Chicago- Investigadores estadounidenses parecen haber encontrado un
tratamiento para la obesidad que destraba la promesa de la leptina, una hormona supresora del
apetito que en el pasado se promovió como una respuesta a la batalla contra la enfermedad.
El problema con la leptina es que pierde su potencial en las personas obesas.
Pero un equipo de la Escuela de Medicina de Harvard habría encontrado una forma de solucionar el
problema, según reportaron los investigadores.
El equipo dijo que ratones con sobrepeso tratados con dos medicamentos ya
aprobados para el uso en humanos superaron la resistencia a la leptina, lo cual vuelve a generar
esperanzas para un tratamiento de la obesidad con leptina.

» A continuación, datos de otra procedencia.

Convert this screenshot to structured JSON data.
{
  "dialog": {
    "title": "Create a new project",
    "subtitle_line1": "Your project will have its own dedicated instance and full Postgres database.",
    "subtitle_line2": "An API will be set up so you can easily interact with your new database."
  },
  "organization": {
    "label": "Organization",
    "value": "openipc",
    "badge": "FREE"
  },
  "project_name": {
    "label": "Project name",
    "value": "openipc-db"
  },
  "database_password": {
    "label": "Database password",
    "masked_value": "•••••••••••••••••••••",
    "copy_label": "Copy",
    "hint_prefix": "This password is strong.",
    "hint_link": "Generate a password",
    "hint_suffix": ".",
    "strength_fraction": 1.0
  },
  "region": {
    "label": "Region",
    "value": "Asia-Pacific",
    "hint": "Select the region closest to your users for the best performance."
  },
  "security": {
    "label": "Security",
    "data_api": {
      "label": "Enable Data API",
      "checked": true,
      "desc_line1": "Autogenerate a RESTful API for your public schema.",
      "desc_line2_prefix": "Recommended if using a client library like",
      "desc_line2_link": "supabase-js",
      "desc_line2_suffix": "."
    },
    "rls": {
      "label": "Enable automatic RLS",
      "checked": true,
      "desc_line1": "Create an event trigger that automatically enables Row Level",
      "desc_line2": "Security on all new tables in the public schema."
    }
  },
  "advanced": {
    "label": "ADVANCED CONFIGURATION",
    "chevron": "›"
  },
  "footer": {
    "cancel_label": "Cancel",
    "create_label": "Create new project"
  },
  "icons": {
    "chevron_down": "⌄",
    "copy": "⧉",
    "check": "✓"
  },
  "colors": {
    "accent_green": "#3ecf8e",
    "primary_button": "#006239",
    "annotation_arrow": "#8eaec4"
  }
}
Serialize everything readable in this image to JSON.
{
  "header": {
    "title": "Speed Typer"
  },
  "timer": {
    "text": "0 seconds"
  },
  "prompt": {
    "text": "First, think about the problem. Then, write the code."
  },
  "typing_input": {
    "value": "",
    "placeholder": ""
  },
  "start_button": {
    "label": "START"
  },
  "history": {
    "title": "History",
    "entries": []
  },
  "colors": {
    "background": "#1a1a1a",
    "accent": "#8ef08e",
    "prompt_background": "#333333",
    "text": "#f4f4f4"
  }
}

“Estamos muy ansiosos por ver qué ocurre en humanos”, dijo el doctor
Umut Ozcan del Hospital de Niños de Boston y la Escuela de Medicina de Harvard, cuyo estudio
apareció en la revista Cell Metabolism.
“Si funciona, éste puede ser un tratamiento para la obesidad”, dijo
Ozcan en una entrevista telefónica.
El descubrimiento de la leptina en 1995 generó expectativas, ya que se la
consideró un tónico para bajar de peso de forma natural. Ratones obesos que carecían de leptina
perdieron peso por tomarla, pero en humanos obesos, la hormona sólo trajo resultados
temporales.
Ozcan dijo que la mayoría de las personas obesas desarrollan resistencia a la
leptina, por la cual el cerebro deja de responder al mensaje que manda la hormona para dejar de
comer.
Su equipo descubrió que las células cerebrales de ratones obesos habían
aumentado la actividad en el retículo endoplasmático (ER, por su sigla en inglés), una estructura
dentro de las células donde se sintetizan las proteínas.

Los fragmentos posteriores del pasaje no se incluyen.